Intanto il fronte libanese continua a bruciare. Raid aerei israeliani hanno colpito i sobborghi meridionali di Beirut, dopo che Israele aveva emesso avvisi di evacuazione. I media libanesi riferiscono che i nuovi bombardamenti sono arrivati dopo un attacco avvenuto all’alba contro un edificio nel centro della capitale.

Il bilancio delle ultime ore si aggiunge a quello già pesante registrato mercoledì, quando un attacco aereo israeliano aveva ucciso sette persone e ferito diciotto in una città del Libano orientale, secondo quanto riferito dal ministero della Salute libanese. In quel raid era stata colpita la casa di una famiglia di rifugiati siriani.

Teheran scossa da nuove esplosioni

Anche in Iran il conflitto resta apertissimo. Una serie di potenti esplosioni ha scosso Teheran nel quattordicesimo giorno di guerra. Le detonazioni, secondo quanto riferito, si sono verificate attorno alle 10 ora locale nel nord e nel centro della capitale iraniana.

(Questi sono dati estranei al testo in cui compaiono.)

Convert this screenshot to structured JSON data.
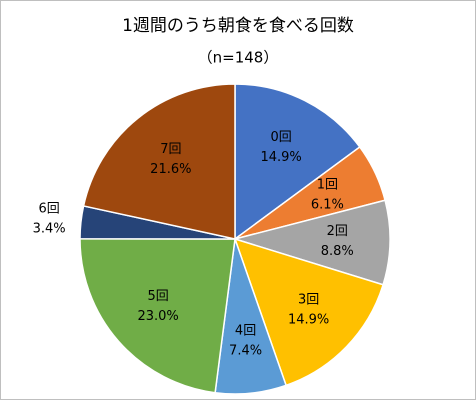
{
  "chart_data": {
    "type": "pie",
    "title": "1週間のうち朝食を食べる回数",
    "subtitle": "（n=148）",
    "categories": [
      "0回",
      "1回",
      "2回",
      "3回",
      "4回",
      "5回",
      "6回",
      "7回"
    ],
    "values": [
      14.9,
      6.1,
      8.8,
      14.9,
      7.4,
      23.0,
      3.4,
      21.6
    ],
    "value_labels": [
      "14.9%",
      "6.1%",
      "8.8%",
      "14.9%",
      "7.4%",
      "23.0%",
      "3.4%",
      "21.6%"
    ],
    "colors": [
      "#4472c4",
      "#ed7d31",
      "#a5a5a5",
      "#ffc000",
      "#5b9bd5",
      "#70ad47",
      "#264478",
      "#9e480e"
    ]
  }
}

L’intensità e la localizzazione delle esplosioni confermano che anche la capitale continua a essere direttamente investita dalle operazioni militari.

Due morti in Oman per l’impatto di un drone

Le rappresaglie iraniane continuano a produrre effetti anche fuori dai teatri principali del conflitto. Due persone sono morte nel nord dell’Oman a causa dell’impatto di un drone. A riferirlo sono stati i media statali omaniti.

Secondo l’agenzia di stampa del Paese, «due droni si sono schiantati nel governatorato di Sohar». Uno di questi è caduto nella zona industriale di Al Awahi, causando la morte di due lavoratori stranieri e diversi feriti. Il secondo si è invece schiantato in un’area aperta senza provocare vittime.

Conte attacca sull’uso delle basi italiane

Nel dibattito politico italiano continua intanto lo scontro sul ruolo dell’Italia e sull’eventuale utilizzo delle basi nazionali a supporto delle operazioni di Usa e Israele. Intervenendo a Piazzapulita, Giuseppe Conte ha detto: «Nessun supporto, neppure logistico e di intelligence, non bisogna cambiare nulla basta la Costituzione, non vi fate prendere il giro».

È una presa di posizione che punta a escludere ogni forma di coinvolgimento, anche indiretto, dell’Italia nelle azioni militari in corso contro l’Iran.

Trump: “In Iran sta andando molto bene”

Sul fronte americano, Donald Trump ha rivendicato con toni durissimi l’andamento dell’azione contro Teheran. Intervenendo durante le celebrazioni per il Mese della Storia delle Donne, il presidente Usa ha definito l’Iran «veramente una nazione di terrore e odio» e ha aggiunto che «stanno pagando un caro prezzo adesso».

Trump ha poi insistito sul successo dell’operazione militare: «In Iran la situazione procede molto rapidamente. Sta andando molto bene, i nostri militari sono senza eguali e nessuno ha mai visto niente del genere». E ancora: «Stiamo facendo quello dev'essere fatto e andava fatto nei 47 anni precedenti. In tanti potevano, ma hanno scelto di non farlo».